Eh, vabbé, visto dal punto di vista di tua cognata, cosa si può volere di più?

Marito fuori dai coglioni, amante che passa a trovarla a casa, situazione di sostanziale no contact (anche con le figlie, grave gravissimo) di fatto tollerata, lei che prima chiede l'appuntamento dall'avvocato, poi ci ripensa, senza sentirsi nemmeno in dovere di dare spiegazioni....
Cosa consiglio? In ordine "sparso":
- di fare foto alla macchina dell'amante parcheggiata fuori casa
- di rientrare il prima possibile in casa
- di non tollerare il distacco dalle figlie, e soprattutto di assumere iniziative (anche giudiziarie d'urgenza) atte a ristabilire subito il rapporto padre/figlie (per il che, di contattare immediatamente l'avvocato sottoponendogli il problema e trovando una soluzione rapida al medesimo).
Con la tolleranza di questa situazione, tuo cognato sarà colui che non soltanto ha spontaneamente abbandonato il tetto coniugale (e mancherà poco a che lei, poverina, si sia fatta consolare dall'amante!
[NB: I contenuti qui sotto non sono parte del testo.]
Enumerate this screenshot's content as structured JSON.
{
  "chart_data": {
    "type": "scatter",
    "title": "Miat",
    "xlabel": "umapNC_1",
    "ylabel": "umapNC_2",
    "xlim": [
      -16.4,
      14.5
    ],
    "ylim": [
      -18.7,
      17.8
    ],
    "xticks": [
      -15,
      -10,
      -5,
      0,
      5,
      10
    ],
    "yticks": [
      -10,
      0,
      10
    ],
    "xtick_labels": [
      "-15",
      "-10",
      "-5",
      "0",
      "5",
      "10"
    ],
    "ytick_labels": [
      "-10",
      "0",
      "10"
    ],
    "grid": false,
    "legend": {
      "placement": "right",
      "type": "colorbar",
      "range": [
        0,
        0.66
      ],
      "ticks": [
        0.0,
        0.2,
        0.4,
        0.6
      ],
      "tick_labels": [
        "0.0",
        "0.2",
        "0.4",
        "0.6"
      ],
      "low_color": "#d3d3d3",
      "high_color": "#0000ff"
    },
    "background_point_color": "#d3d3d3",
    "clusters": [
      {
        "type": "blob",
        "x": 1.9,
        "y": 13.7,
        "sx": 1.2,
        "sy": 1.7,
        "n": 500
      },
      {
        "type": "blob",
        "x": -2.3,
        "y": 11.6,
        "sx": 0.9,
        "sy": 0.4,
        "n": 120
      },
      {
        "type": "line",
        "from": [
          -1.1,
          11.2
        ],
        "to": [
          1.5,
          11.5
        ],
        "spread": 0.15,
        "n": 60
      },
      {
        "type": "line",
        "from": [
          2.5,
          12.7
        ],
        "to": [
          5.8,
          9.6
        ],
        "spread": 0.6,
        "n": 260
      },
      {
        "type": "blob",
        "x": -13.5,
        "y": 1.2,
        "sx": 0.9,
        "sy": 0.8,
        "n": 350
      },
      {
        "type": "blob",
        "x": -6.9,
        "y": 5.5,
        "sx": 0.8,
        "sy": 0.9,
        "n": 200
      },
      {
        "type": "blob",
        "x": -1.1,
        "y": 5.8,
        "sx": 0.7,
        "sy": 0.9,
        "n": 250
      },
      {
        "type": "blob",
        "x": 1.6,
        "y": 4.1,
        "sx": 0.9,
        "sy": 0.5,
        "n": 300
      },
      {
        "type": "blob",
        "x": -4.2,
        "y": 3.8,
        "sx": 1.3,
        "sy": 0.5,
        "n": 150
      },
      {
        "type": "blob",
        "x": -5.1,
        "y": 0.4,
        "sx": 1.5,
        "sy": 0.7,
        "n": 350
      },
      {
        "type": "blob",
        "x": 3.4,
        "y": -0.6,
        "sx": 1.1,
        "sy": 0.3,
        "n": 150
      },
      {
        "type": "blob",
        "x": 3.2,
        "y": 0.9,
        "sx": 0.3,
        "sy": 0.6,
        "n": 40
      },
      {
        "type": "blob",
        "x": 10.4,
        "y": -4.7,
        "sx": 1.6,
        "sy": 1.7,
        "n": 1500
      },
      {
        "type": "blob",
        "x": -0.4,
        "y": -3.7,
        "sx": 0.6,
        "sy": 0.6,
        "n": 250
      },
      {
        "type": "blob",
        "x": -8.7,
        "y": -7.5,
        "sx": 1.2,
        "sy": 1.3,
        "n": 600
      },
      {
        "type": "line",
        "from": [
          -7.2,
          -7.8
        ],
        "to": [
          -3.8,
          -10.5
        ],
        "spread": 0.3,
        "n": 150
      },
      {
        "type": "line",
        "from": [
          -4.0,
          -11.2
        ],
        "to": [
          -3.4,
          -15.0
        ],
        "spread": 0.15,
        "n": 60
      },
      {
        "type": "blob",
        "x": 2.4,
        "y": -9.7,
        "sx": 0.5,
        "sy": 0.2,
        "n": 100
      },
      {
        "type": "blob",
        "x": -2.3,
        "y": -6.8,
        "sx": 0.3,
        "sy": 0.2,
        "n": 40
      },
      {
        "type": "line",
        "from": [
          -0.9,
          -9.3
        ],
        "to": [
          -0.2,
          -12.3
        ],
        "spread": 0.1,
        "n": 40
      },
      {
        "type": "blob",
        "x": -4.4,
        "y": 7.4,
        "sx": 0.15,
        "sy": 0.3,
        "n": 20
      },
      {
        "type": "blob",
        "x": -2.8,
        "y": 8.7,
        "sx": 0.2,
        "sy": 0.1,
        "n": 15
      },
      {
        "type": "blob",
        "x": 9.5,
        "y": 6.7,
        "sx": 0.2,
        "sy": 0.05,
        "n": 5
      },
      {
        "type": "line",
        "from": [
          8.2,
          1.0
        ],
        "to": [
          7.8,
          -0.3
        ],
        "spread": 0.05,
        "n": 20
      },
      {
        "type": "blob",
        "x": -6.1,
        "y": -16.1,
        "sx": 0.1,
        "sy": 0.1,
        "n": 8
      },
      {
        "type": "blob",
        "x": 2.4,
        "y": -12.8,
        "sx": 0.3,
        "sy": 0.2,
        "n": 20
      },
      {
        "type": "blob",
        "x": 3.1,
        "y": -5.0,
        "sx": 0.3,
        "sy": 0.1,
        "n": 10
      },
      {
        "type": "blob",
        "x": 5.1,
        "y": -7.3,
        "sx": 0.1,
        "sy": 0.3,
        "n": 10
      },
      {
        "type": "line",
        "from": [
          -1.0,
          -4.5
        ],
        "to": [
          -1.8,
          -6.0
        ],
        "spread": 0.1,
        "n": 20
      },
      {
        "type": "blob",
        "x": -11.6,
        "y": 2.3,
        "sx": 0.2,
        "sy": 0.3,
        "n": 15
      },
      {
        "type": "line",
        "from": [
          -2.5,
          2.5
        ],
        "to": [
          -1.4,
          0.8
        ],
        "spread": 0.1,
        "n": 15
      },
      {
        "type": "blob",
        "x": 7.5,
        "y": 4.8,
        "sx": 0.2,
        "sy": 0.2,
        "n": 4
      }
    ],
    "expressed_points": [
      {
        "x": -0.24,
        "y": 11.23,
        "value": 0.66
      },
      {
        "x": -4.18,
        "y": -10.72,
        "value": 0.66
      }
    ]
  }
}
), ma soprattutto ha omesso di essere materialmente e spiritualmente accanto alle proprie figlie, favorendo l'idea di essere state abbandonate dal padre. Con tutta una serie di conflitti (vai a googlare PAS se hai voglia

) nella individuazione del genitore alienante e di quello alienato. Che bravo padre è, uno che non solo accetta di non poter parlare con le figlie senza chiedere tutela, ma soprattutto (premessa: se questo è il caso) consente che le figlie trovino in casa un sostituto del padre senza neppure avere ricevuto - da entrambi i genitori - spiegazioni al riguardo? Cosa ha detto la madre alle figlie? E soprattutto, cosa ha detto loro tuo cognato?
Consigli?
Che si muova se non vuole perdere tutto, che si attivi per documentare al meglio la situazione, ma che soprattutto non accetti passivamente una madre che vuole cancellare il padre dalla vita delle loro figlie, e che se è necessario, sia moooolto rompicoglioni sul punto. Anche per vie legali, visto che mi pare di capire che servano.